I would love a Daybreak but it's more than I want to spend. I have a FF bag that I love and I like the company but their "unisex" jackets are sized for men. To make it fit me, it would mean custom sizing, which FF will do, but it's annoying to have to pay a premium considering I can wear "normal" women's sizes.
I'm just looking for something for those 35-40 degree spring/fall evenings at camp. The nano puff is just on the border; I'd like it to be a tad warmer but don't want it to weigh any more since it spends most of the time in my pack. I did look at the WM and FF jackets but the MB Inner jacket is less than half the price.
Anyway, I ordered one and will check it out. I appreciate all the feedback.May 26, 2011 at 11:00 am #1741434
@danepackerLocale: Mojave Desert
Will Reitveldt's extensive review of light down jackets (or "sweaters") is a great comparison tool when shopping for this category of clothing.

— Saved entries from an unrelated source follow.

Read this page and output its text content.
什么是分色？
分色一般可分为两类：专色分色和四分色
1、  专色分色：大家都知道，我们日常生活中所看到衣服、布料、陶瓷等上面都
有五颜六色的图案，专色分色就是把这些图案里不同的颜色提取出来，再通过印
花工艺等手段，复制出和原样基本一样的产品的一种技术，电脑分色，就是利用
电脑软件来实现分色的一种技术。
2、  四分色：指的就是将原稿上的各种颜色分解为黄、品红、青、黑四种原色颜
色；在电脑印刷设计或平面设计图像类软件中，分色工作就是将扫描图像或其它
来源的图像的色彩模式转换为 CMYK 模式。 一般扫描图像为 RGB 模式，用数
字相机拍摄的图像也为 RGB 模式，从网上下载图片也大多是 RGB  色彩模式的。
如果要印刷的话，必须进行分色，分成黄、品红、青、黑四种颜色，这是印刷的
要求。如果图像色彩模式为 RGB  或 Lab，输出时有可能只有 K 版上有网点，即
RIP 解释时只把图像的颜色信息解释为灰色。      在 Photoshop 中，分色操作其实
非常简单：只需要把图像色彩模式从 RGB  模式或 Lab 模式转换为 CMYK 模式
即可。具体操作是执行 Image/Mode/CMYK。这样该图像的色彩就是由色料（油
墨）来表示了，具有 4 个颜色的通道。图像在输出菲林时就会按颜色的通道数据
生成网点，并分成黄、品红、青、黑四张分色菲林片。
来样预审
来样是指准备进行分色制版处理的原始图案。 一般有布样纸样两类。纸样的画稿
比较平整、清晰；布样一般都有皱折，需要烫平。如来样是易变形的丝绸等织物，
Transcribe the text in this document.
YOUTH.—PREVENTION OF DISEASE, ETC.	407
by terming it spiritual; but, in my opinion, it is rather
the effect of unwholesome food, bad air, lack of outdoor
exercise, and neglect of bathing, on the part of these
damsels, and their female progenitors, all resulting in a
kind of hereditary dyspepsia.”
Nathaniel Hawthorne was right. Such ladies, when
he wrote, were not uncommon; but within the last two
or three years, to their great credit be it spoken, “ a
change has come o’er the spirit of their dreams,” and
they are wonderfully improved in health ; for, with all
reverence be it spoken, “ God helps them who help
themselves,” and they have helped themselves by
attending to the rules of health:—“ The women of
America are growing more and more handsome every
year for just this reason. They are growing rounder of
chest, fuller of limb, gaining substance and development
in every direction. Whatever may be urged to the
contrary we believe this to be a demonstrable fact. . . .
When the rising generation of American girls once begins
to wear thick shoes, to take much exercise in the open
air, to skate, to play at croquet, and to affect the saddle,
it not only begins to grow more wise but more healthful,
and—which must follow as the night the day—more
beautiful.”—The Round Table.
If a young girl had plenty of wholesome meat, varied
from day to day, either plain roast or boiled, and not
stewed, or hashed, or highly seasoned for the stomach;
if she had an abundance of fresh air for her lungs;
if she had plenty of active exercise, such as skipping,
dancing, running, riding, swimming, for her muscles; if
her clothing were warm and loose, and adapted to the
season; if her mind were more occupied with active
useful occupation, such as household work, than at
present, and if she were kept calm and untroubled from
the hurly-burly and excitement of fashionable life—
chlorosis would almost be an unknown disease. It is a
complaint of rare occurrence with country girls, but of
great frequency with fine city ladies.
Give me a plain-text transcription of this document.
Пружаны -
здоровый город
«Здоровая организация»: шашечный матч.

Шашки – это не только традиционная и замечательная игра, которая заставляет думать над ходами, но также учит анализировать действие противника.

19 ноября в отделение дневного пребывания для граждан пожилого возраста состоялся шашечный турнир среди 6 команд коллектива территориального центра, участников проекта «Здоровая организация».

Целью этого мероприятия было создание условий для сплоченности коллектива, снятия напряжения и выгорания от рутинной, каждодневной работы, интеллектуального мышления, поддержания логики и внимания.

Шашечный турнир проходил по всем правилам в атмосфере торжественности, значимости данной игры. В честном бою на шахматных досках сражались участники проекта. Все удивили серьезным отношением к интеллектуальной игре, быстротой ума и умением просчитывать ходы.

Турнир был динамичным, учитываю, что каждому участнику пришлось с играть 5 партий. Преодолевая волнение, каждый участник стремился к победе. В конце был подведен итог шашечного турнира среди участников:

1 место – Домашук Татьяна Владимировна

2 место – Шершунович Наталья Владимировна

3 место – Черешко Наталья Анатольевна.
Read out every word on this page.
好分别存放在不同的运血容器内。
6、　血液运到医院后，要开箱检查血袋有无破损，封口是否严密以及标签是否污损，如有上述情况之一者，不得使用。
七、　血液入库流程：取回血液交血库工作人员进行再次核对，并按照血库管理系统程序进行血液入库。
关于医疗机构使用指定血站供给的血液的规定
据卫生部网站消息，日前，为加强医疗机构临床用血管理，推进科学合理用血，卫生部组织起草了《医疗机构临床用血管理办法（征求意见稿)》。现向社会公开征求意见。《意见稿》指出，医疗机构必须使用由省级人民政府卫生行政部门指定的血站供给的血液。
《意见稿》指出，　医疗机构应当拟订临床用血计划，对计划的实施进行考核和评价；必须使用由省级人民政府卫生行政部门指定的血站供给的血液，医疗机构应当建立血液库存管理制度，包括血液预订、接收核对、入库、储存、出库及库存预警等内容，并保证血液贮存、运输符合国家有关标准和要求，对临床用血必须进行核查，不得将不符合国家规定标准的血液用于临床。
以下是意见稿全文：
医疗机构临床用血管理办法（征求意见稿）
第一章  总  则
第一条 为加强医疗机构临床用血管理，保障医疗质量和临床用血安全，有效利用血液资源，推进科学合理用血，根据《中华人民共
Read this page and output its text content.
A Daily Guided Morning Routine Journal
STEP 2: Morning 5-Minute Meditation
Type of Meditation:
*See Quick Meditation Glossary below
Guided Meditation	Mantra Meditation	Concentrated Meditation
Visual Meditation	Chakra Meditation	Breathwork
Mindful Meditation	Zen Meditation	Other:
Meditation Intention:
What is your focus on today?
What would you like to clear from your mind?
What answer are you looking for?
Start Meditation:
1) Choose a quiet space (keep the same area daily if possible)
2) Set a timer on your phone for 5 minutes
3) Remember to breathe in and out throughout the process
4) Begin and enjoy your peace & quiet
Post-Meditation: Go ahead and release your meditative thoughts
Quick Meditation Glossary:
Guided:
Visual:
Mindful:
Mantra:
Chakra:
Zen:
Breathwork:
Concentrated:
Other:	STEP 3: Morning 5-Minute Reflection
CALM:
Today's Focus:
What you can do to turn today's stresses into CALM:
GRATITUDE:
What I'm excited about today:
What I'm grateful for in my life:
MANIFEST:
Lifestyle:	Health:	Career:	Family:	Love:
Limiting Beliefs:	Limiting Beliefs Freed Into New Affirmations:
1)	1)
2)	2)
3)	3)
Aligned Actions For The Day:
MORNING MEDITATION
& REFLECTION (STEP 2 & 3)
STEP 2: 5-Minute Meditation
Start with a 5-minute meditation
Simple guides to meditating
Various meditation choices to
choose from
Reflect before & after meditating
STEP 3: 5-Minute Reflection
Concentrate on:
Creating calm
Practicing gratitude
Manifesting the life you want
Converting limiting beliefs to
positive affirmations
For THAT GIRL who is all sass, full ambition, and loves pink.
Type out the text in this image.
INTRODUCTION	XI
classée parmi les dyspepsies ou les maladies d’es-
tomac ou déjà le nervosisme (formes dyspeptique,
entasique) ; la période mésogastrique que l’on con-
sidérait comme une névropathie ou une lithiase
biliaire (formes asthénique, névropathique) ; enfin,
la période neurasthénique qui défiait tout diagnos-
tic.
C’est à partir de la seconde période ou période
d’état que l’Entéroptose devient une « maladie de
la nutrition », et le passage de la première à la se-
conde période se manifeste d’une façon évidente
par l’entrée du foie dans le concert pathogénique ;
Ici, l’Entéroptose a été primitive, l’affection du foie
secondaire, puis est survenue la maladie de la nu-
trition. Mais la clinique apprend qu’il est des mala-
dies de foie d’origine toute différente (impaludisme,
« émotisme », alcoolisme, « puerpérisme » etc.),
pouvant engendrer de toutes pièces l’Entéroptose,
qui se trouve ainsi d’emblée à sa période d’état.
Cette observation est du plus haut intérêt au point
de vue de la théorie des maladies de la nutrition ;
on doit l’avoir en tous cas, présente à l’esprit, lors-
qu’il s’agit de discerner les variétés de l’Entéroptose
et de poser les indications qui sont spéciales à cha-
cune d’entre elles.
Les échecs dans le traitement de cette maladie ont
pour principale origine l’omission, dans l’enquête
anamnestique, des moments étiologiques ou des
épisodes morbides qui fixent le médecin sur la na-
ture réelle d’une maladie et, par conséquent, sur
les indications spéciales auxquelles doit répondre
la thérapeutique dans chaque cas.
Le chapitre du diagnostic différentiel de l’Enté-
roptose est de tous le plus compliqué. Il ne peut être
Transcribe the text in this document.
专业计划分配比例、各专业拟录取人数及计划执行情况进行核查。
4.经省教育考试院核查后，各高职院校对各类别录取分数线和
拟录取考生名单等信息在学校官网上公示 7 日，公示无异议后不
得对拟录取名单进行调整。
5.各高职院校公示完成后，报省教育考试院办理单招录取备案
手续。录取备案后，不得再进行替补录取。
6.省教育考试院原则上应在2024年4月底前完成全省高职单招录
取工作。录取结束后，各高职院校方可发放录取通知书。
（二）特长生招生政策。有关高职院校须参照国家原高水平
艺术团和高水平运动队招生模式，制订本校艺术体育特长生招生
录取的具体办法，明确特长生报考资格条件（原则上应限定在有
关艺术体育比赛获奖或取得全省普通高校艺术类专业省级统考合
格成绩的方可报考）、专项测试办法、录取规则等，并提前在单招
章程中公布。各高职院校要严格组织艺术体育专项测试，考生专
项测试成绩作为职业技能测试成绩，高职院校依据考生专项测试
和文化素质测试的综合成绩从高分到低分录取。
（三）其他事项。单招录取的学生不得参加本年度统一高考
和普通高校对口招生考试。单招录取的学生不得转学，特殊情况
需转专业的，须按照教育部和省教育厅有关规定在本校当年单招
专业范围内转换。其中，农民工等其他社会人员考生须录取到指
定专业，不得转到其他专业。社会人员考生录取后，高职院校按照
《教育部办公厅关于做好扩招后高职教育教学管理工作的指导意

Maybe he could do a follow-up of light synthetic jackets.
It's apparent that a light shelled, sewn-thru insulated jacket or pullover has become a necessity for many backpacking trips. Most of us have learned that this type of (shelled) insulation is lighter and far more compressable than pile/fleece jackets of the same warmth.